The reindeer are clunky, the kids annoying and there’s some awful product placement for everyone’s favourite super-sized hamburger chain. None of this is offset by the moment every year when you notice that Rose from Keeping up Appearances plays Santa’s wife. Onslow must have seemed like a bit of a comedown in comparison.

The film does, however, help me illustrate a point about personal injury litigation (almost certainly, this has never been remarked upon before).

Dudley Moore is the swaggering, cocksure elf with a plan to revolutionise toy-making at Santa’s workshop.

Not for him the tedium of elves taking care and time over their work – he wants to churn out the bikes and wooden tops (kids in this film live in a battery-free bubble) en masse, through the factory production line. The elves seem delighted with this, despite the obvious threat of redundancy. They really should speak with their union rep.

Alas, poor Dudley is doomed to fail. The machines break down and screws are loosened, leading to the hilarious sight of little brats falling off their bikes on Christmas. You never got that in Miracle on 34th Street.

A key message from the film (aside from a desire for a Big Mac) is you cannot do things on the cheap without compromising on the quality.

But for personal injury firms there is very little choice. April’s reduction of fixed fees in the RTA Portal from £1,200 to £500 mean there is no wriggle-room for firms to properly analyse the merits of a case.

Employing (and remunerating) those with the skills and expertise to root out the true value of a claim is increasingly difficult, if not impossible. Even if your unqualified staff are first-rate, they will struggle to find the time to meet clients or even spend an hour on the phone. That’s not laziness, that’s the practicalities of the market we’re now in.

We saw this month the latest example of a firm taken to court by a former client, as Raleys Solicitors paid more than £5,000 to an ex-miner who suffered more injuries than they’d realised.
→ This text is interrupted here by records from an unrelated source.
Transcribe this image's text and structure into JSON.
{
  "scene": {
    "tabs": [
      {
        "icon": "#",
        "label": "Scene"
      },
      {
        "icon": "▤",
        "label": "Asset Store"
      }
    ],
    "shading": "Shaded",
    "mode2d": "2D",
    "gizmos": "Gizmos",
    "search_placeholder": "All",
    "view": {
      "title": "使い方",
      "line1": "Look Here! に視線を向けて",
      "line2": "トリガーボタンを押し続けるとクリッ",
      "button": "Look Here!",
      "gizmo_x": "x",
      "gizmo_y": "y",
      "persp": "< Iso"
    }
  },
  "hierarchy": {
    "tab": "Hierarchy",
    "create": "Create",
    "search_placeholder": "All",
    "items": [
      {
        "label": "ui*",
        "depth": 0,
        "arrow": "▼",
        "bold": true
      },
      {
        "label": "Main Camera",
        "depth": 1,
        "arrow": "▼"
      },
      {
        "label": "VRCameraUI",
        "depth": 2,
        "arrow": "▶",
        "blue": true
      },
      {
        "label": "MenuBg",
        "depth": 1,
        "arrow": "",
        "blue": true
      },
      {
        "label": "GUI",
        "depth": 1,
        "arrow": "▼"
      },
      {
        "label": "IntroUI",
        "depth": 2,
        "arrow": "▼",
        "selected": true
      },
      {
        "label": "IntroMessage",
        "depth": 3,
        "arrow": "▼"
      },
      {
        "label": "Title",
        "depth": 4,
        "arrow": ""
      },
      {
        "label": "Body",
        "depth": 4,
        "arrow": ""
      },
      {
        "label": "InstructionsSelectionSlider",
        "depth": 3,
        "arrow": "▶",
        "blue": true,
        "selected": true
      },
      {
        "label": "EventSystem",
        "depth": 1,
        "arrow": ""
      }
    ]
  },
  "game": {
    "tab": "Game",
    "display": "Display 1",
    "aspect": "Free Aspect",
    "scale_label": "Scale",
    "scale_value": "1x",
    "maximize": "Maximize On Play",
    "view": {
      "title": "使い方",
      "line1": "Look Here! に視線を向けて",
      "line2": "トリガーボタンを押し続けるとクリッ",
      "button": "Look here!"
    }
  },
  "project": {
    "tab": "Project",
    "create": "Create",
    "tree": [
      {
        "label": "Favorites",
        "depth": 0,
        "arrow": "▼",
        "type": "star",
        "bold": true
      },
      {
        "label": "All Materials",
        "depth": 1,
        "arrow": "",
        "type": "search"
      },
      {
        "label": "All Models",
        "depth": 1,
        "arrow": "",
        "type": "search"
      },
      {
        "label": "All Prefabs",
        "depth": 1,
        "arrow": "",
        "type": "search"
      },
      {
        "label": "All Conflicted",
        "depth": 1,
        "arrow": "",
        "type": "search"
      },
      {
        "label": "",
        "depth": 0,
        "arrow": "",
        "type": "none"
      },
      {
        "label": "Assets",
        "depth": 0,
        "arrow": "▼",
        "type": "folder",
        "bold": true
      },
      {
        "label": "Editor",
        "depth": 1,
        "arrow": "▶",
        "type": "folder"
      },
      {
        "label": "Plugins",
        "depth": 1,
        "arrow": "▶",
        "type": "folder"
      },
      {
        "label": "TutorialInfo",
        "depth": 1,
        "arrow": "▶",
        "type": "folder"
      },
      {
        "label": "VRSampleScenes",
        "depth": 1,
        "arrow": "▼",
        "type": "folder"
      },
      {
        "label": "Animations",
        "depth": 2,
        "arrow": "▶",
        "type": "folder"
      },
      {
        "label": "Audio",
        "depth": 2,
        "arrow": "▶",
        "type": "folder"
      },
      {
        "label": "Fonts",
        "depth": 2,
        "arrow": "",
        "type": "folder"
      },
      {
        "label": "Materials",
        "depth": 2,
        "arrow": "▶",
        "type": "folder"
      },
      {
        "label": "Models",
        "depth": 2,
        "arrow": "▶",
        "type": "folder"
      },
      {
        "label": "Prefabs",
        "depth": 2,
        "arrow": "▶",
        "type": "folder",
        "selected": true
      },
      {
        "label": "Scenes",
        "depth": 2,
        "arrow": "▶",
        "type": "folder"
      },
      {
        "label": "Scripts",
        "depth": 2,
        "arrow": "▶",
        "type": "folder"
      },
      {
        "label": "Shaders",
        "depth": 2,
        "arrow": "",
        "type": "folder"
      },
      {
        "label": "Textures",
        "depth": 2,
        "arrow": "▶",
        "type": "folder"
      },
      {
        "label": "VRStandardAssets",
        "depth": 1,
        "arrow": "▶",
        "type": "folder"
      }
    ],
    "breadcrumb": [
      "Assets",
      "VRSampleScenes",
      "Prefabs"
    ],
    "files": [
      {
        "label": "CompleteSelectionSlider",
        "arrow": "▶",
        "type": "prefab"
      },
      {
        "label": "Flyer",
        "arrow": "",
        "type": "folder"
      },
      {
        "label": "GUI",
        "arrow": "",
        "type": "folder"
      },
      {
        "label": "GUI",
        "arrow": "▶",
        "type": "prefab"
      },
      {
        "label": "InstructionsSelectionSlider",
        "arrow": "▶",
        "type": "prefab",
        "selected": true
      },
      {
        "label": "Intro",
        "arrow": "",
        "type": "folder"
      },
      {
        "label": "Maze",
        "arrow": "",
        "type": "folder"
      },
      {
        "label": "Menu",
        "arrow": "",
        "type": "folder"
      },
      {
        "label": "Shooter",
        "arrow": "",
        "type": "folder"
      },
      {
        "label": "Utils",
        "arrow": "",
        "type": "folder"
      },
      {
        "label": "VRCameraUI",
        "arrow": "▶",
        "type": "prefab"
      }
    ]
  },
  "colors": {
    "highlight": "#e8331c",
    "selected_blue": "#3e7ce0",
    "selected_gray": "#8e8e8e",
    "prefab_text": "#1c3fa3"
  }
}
The judge noted the process for making the claim amounted to ‘information contained in the questionnaire, the advice in the initial letters and the instructions by tick-box form’.

We should not be too harsh on the firm as it’s certain there will be hundreds, if not thousands of professional negligence claims against other solicitors in the coming years. Clients expect their solicitor to offer a comprehensive service on a budget that is simply unrealistic since the Jackson reforms. The government’s meddling in fixed fees means firms are barely breaking even and having to cut corners. If you pay peanuts, etc…

I can’t imagine there will be hearts breaking across Westminster at the plight of ambulance-chasing PI firms. But that attitude shows a wilful disregard for the biggest loser in this forced race to the bottom: the client.

Not only will they have to deal with their injury but they’ll have to become quasi-lawyers themselves because their legal team simply can’t afford to handle their case properly.  

Just like the kids who fell off Santa’s bikes on Christmas morning, they’re about to get a nasty shock. Factory-style processes without proper quality control will always produce shoddy workmanship.